A Randomized Controlled Trial of Single-Class Maintenance Therapy With Abacavir/Lamivudine/Zidovudine After Standard Triple Antiretroviral Induction Therapy

Final 96-Week Results From the FREE Study

HG Sprenger; N Langebeek; PGH Mulder; CHH ten Napel; R Vriesendorp; AIM Hoepelman; JC Legrand; PP Koopmans; B Bravenboer; RW ten Kate; PHP Groeneveld; WFW Bierman; TS van der Werf; EH Gisolf; C Richter


HIV Medicine. 2015;16(2):122-131. 

In This Article

Abstract and Introduction


Objectives The aim of the study was to test the antiviral efficacy of a triple nucleoside reverse transcriptase inhibitor (NRTI) regimen, with potential beneficial metabolic effects, as maintenance therapy after induction with dual NRTIs and a boosted protease inhibitor (PI).

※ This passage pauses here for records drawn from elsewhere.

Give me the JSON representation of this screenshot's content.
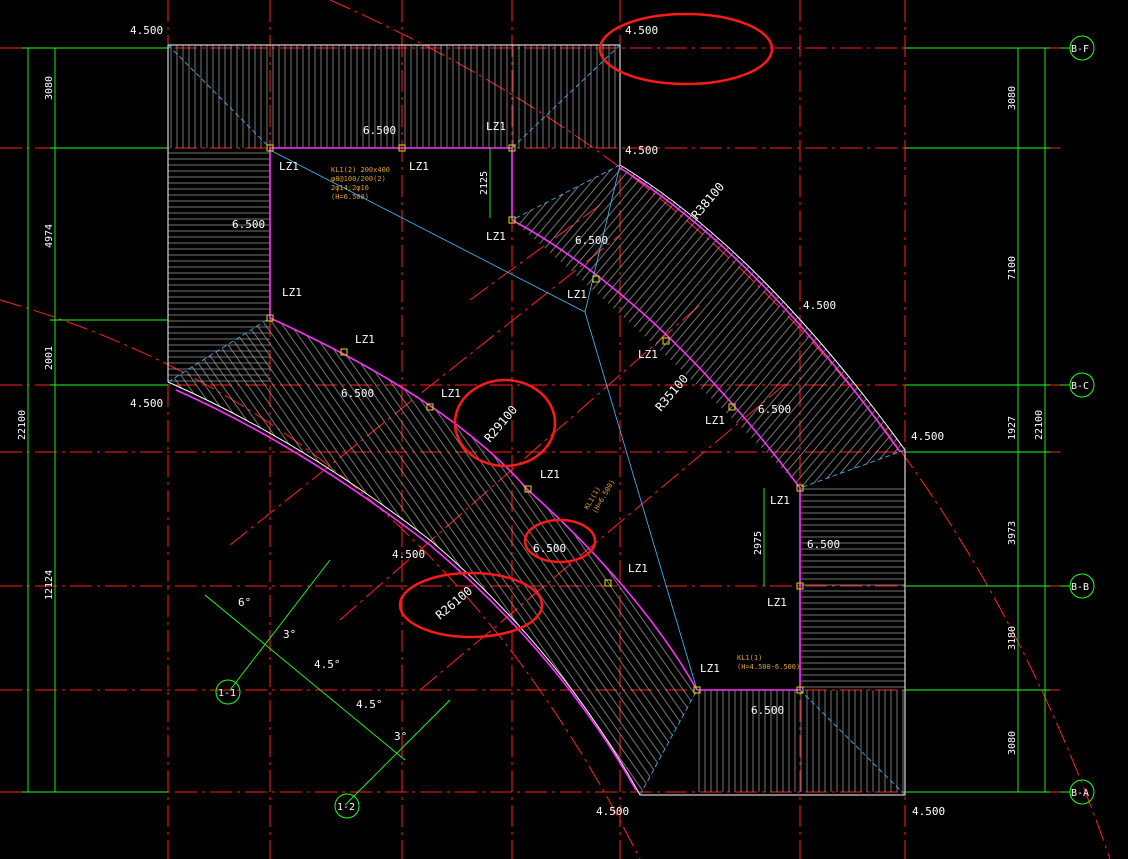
{
  "colors": {
    "background": "#000000",
    "axis_line": "#ff2020",
    "dimension": "#20ff20",
    "beam": "#ff30ff",
    "hatch": "#b0b0b0",
    "label": "#ffffff",
    "beam_tag": "#e0a020",
    "column": "#e0e000",
    "highlight": "#ff1a1a",
    "guide": "#40c0ff"
  },
  "axes": {
    "bf": "B-F",
    "bc": "B-C",
    "bb": "B-B",
    "ba": "B-A"
  },
  "dims_right": [
    "3080",
    "7100",
    "1927",
    "3973",
    "3180",
    "3080"
  ],
  "dim_right_total": "22100",
  "dims_left": [
    "3080",
    "4974",
    "2001",
    "12124"
  ],
  "dim_left_total": "22100",
  "dim_inner_1": "2125",
  "dim_inner_2": "2975",
  "elevations": {
    "tl": "4.500",
    "tr": "4.500",
    "c_mid": "4.500",
    "left_mid": "4.500",
    "r_mid": "4.500",
    "r_c": "4.500",
    "bot_left_arc": "4.500",
    "bot_a": "4.500",
    "bot_b": "4.500",
    "top_slab": "6.500",
    "left_slab": "6.500",
    "mid_top_band": "6.500",
    "band_left": "6.500",
    "band_right": "6.500",
    "center": "6.500",
    "rb_slab": "6.500",
    "bottom_slab": "6.500"
  },
  "radii": {
    "r38100": "R38100",
    "r35100": "R35100",
    "r29100": "R29100",
    "r26100": "R26100"
  },
  "columns": [
    "LZ1",
    "LZ1",
    "LZ1",
    "LZ1",
    "LZ1",
    "LZ1",
    "LZ1",
    "LZ1",
    "LZ1",
    "LZ1",
    "LZ1",
    "LZ1",
    "LZ1",
    "LZ1",
    "LZ1"
  ],
  "beam_tags": {
    "kl1_main": "KL1(2) 200x400",
    "kl1_stirrup": "φ8@100/200(2)",
    "kl1_bars": "2φ14;2φ16",
    "kl1_h": "(H=6.500)",
    "tag_a": "KL1(1)",
    "tag_a_h": "(H=4.500-6.500)",
    "tag_b": "KL1(1)",
    "tag_b_h": "(H=6.500)"
  },
  "sections": {
    "s1": "1-1",
    "s2": "1-2"
  },
  "angles": [
    "6°",
    "3°",
    "4.5°",
    "4.5°",
    "3°"
  ]
}
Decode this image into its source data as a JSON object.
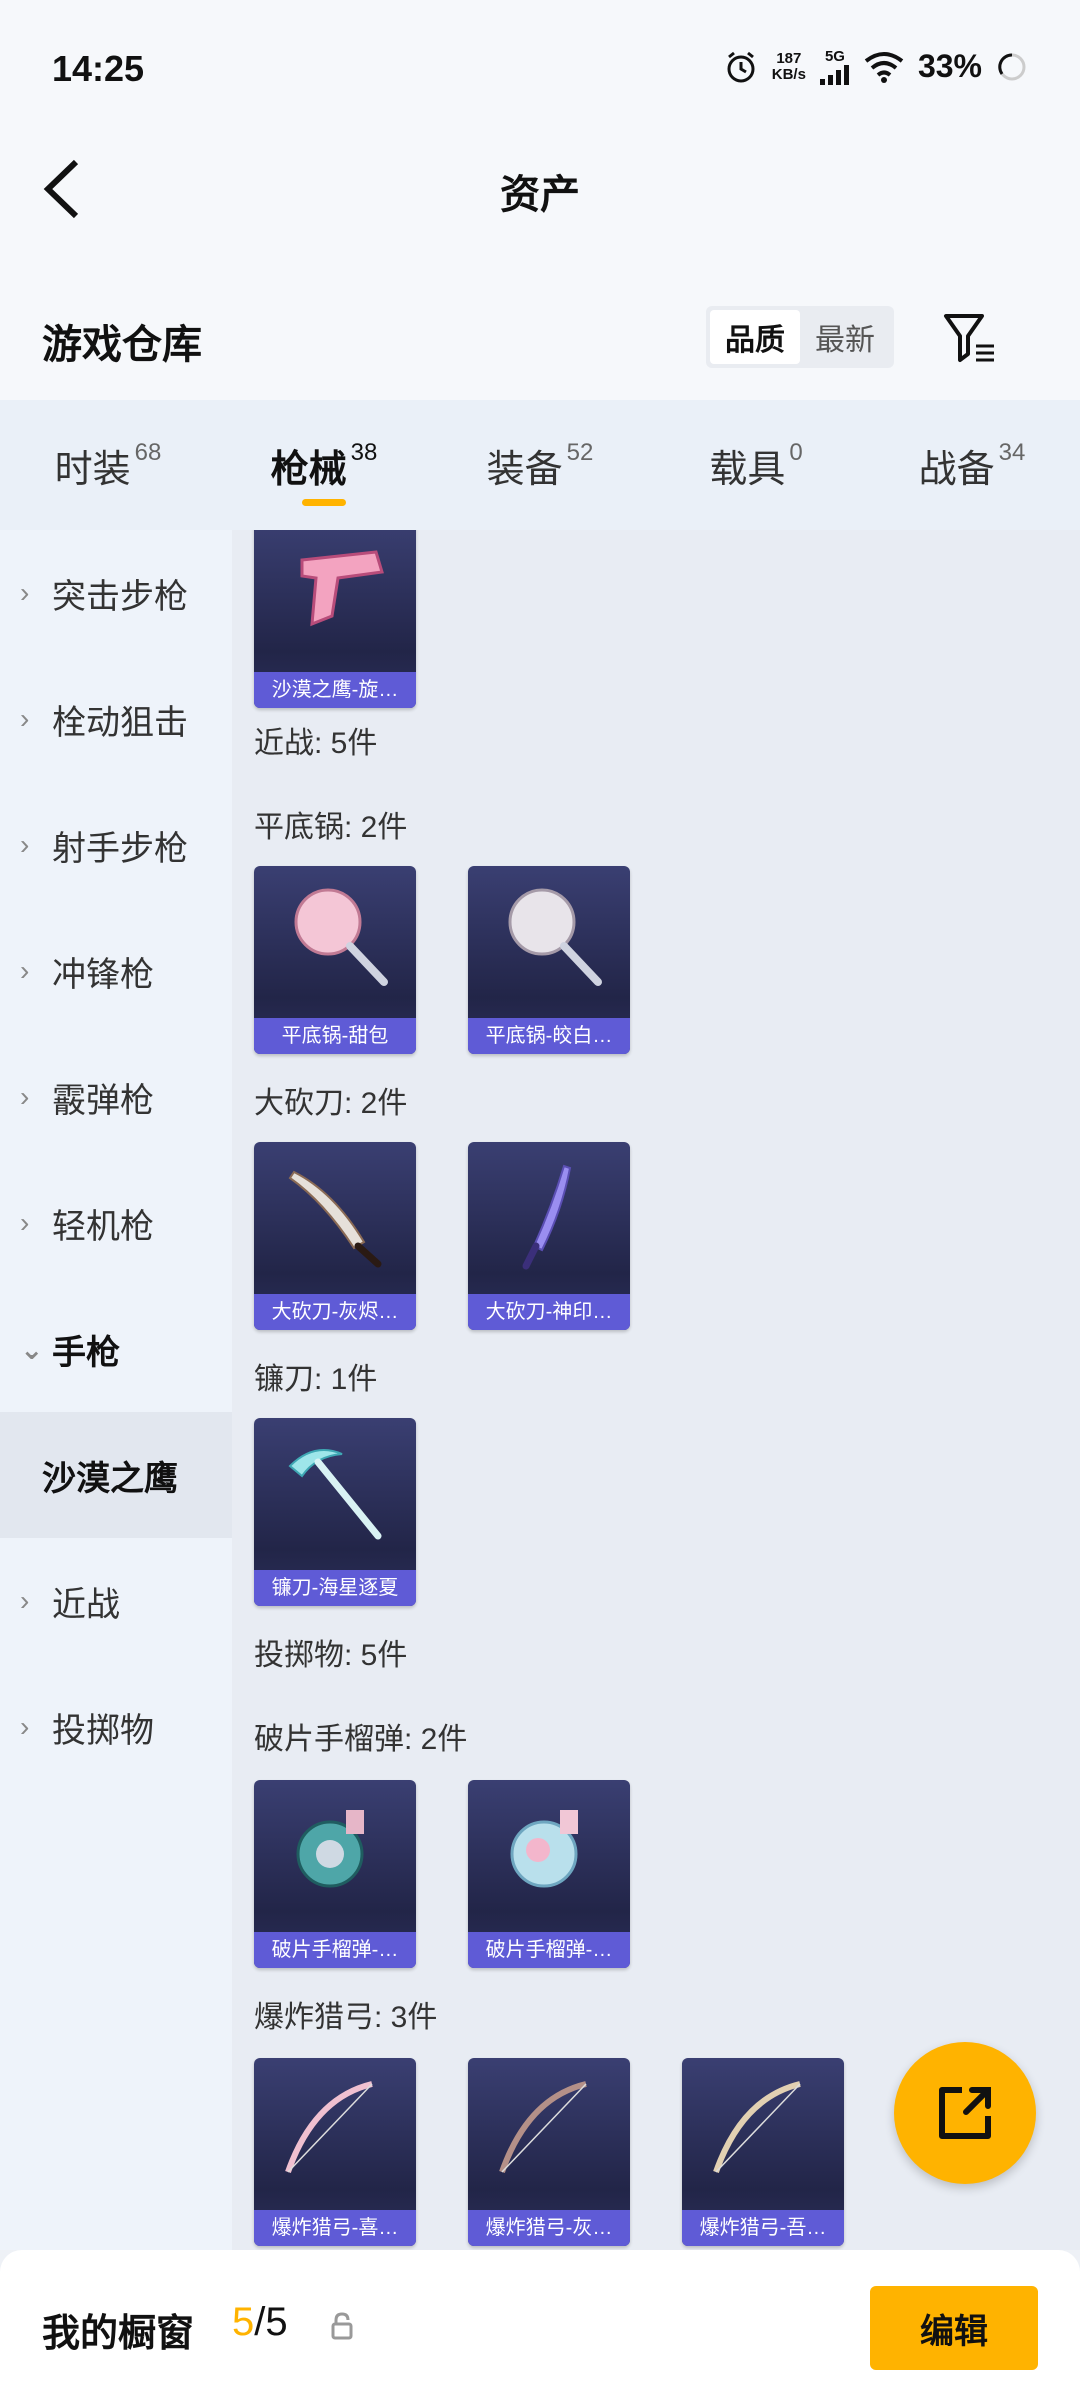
{
  "status": {
    "time": "14:25",
    "speed_value": "187",
    "speed_unit": "KB/s",
    "network": "5G",
    "battery": "33%"
  },
  "header": {
    "title": "资产"
  },
  "warehouse": {
    "title": "游戏仓库",
    "sort_options": [
      "品质",
      "最新"
    ],
    "sort_active": "品质"
  },
  "tabs": [
    {
      "label": "时装",
      "count": "68"
    },
    {
      "label": "枪械",
      "count": "38",
      "active": true
    },
    {
      "label": "装备",
      "count": "52"
    },
    {
      "label": "载具",
      "count": "0"
    },
    {
      "label": "战备",
      "count": "34"
    }
  ],
  "sidebar": {
    "items": [
      "突击步枪",
      "栓动狙击",
      "射手步枪",
      "冲锋枪",
      "霰弹枪",
      "轻机枪",
      "手枪",
      "近战",
      "投掷物"
    ],
    "open_item": "手枪",
    "sub_item": "沙漠之鹰"
  },
  "content": {
    "top_card": "沙漠之鹰-旋…",
    "groups": [
      {
        "title": "近战: 5件"
      },
      {
        "title": "平底锅: 2件",
        "items": [
          "平底锅-甜包",
          "平底锅-皎白…"
        ]
      },
      {
        "title": "大砍刀: 2件",
        "items": [
          "大砍刀-灰烬…",
          "大砍刀-神印…"
        ]
      },
      {
        "title": "镰刀: 1件",
        "items": [
          "镰刀-海星逐夏"
        ]
      },
      {
        "title": "投掷物: 5件"
      },
      {
        "title": "破片手榴弹: 2件",
        "items": [
          "破片手榴弹-…",
          "破片手榴弹-…"
        ]
      },
      {
        "title": "爆炸猎弓: 3件",
        "items": [
          "爆炸猎弓-喜…",
          "爆炸猎弓-灰…",
          "爆炸猎弓-吾…"
        ]
      }
    ]
  },
  "bottom": {
    "label": "我的橱窗",
    "used": "5",
    "separator": "/",
    "total": "5",
    "edit": "编辑"
  },
  "colors": {
    "accent": "#ffb300",
    "card_caption": "#5f5bd6",
    "card_bg": "#2b2f5a"
  }
}
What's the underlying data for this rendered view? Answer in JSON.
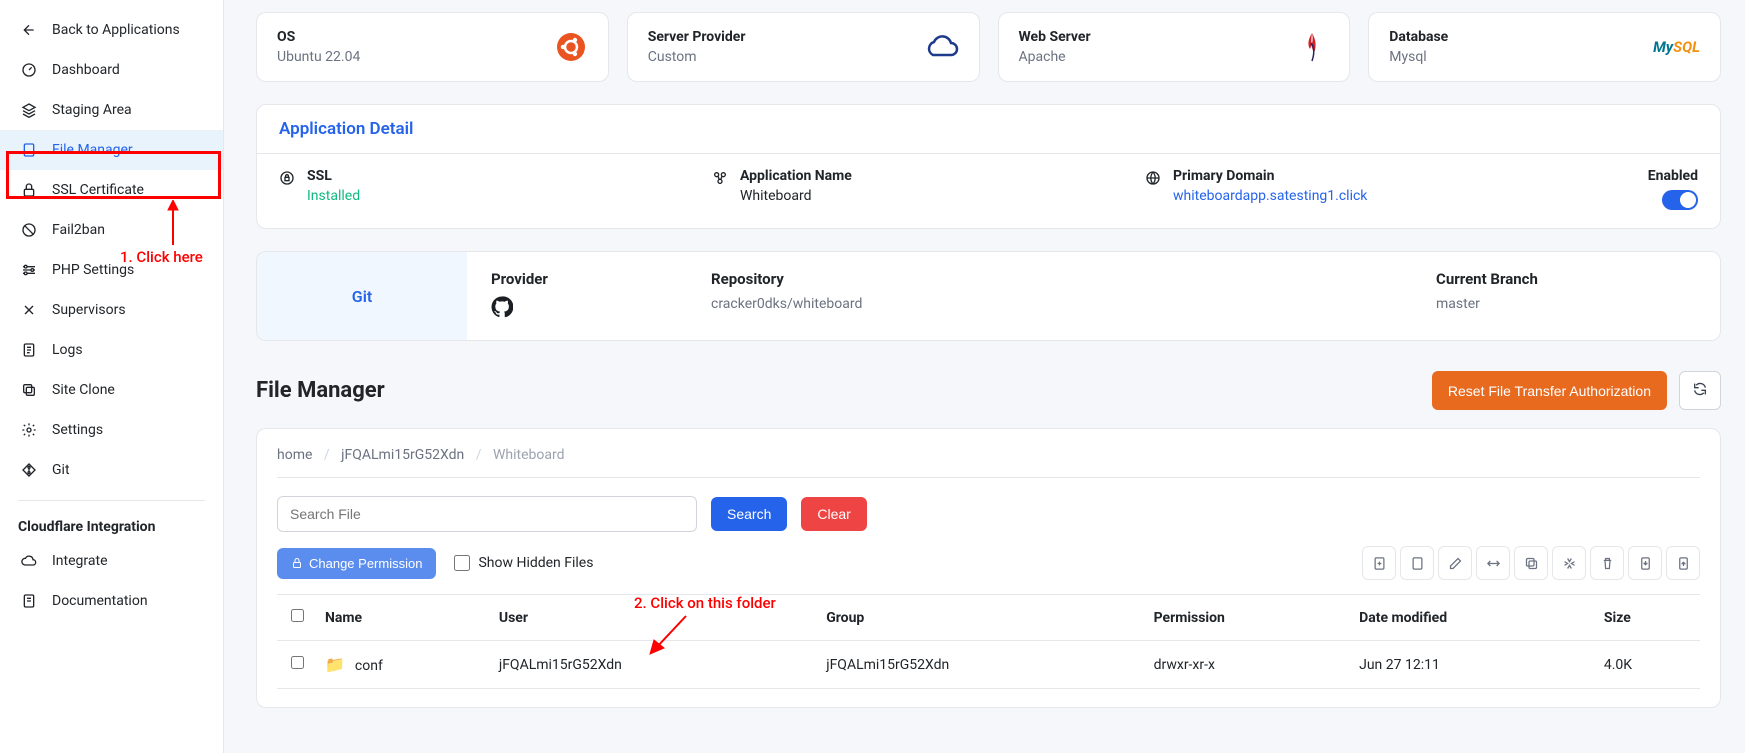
{
  "sidebar": {
    "back": "Back to Applications",
    "items": [
      {
        "label": "Dashboard"
      },
      {
        "label": "Staging Area"
      },
      {
        "label": "File Manager"
      },
      {
        "label": "SSL Certificate"
      },
      {
        "label": "Fail2ban"
      },
      {
        "label": "PHP Settings"
      },
      {
        "label": "Supervisors"
      },
      {
        "label": "Logs"
      },
      {
        "label": "Site Clone"
      },
      {
        "label": "Settings"
      },
      {
        "label": "Git"
      }
    ],
    "cloudflare_heading": "Cloudflare Integration",
    "cloudflare_items": [
      {
        "label": "Integrate"
      },
      {
        "label": "Documentation"
      }
    ]
  },
  "cards": {
    "os": {
      "title": "OS",
      "value": "Ubuntu 22.04"
    },
    "provider": {
      "title": "Server Provider",
      "value": "Custom"
    },
    "webserver": {
      "title": "Web Server",
      "value": "Apache"
    },
    "database": {
      "title": "Database",
      "value": "Mysql",
      "brand": "MySQL"
    }
  },
  "app_detail": {
    "heading": "Application Detail",
    "ssl": {
      "label": "SSL",
      "value": "Installed"
    },
    "appname": {
      "label": "Application Name",
      "value": "Whiteboard"
    },
    "domain": {
      "label": "Primary Domain",
      "value": "whiteboardapp.satesting1.click"
    },
    "enabled": "Enabled"
  },
  "git": {
    "tab": "Git",
    "provider": "Provider",
    "repo_label": "Repository",
    "repo_value": "cracker0dks/whiteboard",
    "branch_label": "Current Branch",
    "branch_value": "master"
  },
  "fm": {
    "title": "File Manager",
    "reset_btn": "Reset File Transfer Authorization",
    "breadcrumb": {
      "home": "home",
      "user": "jFQALmi15rG52Xdn",
      "current": "Whiteboard"
    },
    "search_placeholder": "Search File",
    "search_btn": "Search",
    "clear_btn": "Clear",
    "change_perm": "Change Permission",
    "show_hidden": "Show Hidden Files",
    "headers": {
      "name": "Name",
      "user": "User",
      "group": "Group",
      "perm": "Permission",
      "date": "Date modified",
      "size": "Size"
    },
    "rows": [
      {
        "name": "conf",
        "user": "jFQALmi15rG52Xdn",
        "group": "jFQALmi15rG52Xdn",
        "perm": "drwxr-xr-x",
        "date": "Jun 27 12:11",
        "size": "4.0K"
      }
    ]
  },
  "annotations": {
    "a1": "1. Click here",
    "a2": "2. Click on this folder"
  }
}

Methods An open-label, noninferiority study was carried out. Antiretroviral therapy (ART)-naïve patients with CD4 count ≤ 350 cells/μL and HIV-1 RNA > 30 000 copies/mL (n = 207) were treated with zidovudine/lamivudine and lopinavir/ritonavir. After achieving HIV-1 RNA < 50 copies/mL on two consecutive occasions between weeks 12 and 24 after baseline, 120 patients (baseline: median HIV-1 RNA 5.19 log10 copies/mL; median CD4 count 180 cells/μL) were randomized to receive abacavir/lamivudine/zidovudine (ABC/3TC/ZDV) (n = 61) or to continue the PI-based ART (n = 59).

Results For the proportions of patients (intention-to-treat; missing = failure) with HIV-1 RNA < 400 copies/mL (PI group, 66%; ABC/3TC/ZDV group, 71%) and < 50 copies/mL (PI group, 63%; ABC/3TC/ZDV group, 62%) at 96 weeks, switching to ABC/3TC/ZDV was noninferior compared with continuing the PI regimen; the difference in failure rate (ABC/3TC/ZDV minus PI) was –4.4 percentage points [95% confidence interval (CI) –21.0 to +12.3 percentage points] and +0.4 percentage points (95% CI –16.9 to +17.7 percentage points), respectively. In the per protocol analysis, the difference in virological failure for HIV-1 RNA > 400 copies/mL (0 of 39 patients in the PI group and two of 45 patients in the NRTI group) and for HIV-1 RNA > 50 copies/mL (two of 39 and three of 45 patients, respectively) was +4.4 percentage points (95% CI –2.1 to +11.0 percentage points) and +1.5 percentage points (95% CI –8.6 to +11.7 percentage points), respectively, also showing noninferiority. Serum lipids significantly improved in the NRTI group, but not in the PI arm.

Conclusions A single-class NRTI regimen after successful induction with standard ART had similar antiviral efficacy compared to continuation of a PI-based regimen at 96 weeks after baseline, with improved serum lipids.


Combination antiretroviral therapy (cART) only consisting of nucleoside/nucleotide reverse transcriptase inhibitors (NRTIs) is not recommended as first-line treatment for HIV infections.[1]

Antiretroviral regimens frequently have to be adjusted because of toxicity, drug–drug interactions or pregnancy. Our hypothesis was that a triple NRTI regimen can be used safely as a maintenance regimen after successful virological suppression with standard cART. This study was initiated at a time when preferred regimens were still complex with a high pill burden and with more concerns about toxicity resulting in, for example, lipodystrophy.

Initial studies addressing the effect of a switch to triple NRTIs included patients that had not been ART-naïve from the start, resulting in suboptimal responses.[2–6] Subsequent studies exploring the induction-maintenance concept in ART-naïve patients demonstrated noninferiority for triple NRTI regimens compared with two-class triple (or quadruple) cART.[7–11] Some of these studies were not entirely prospective,[7,10] or did not have a comparative design for the maintenance phase.[12] Other studies showed treatment failures because of drug intolerance.[9,11,12]

Here we describe the final results of a randomized, prospective, 96-week study in ART-naïve patients using protease inhibitor (PI)-based triple cART as induction therapy, followed by maintenance with abacavir/lamivudine/zidovudine (ABC/3TC/ZDV) in those who reached an undetectable plasma HIV-1 RNA level (< 50 HIV-1 RNA copies/mL). Our objective was to evaluate noninferiority of ABC/3TC/ZDV compared with continued cART with lopinavir/ritonavir (LPV/r). We were also interested in the metabolic effects of the switch. Interim results at week 48 showed that virological success rates with the triple NRTI regimen and the PI-based cART regimen were similar.[13]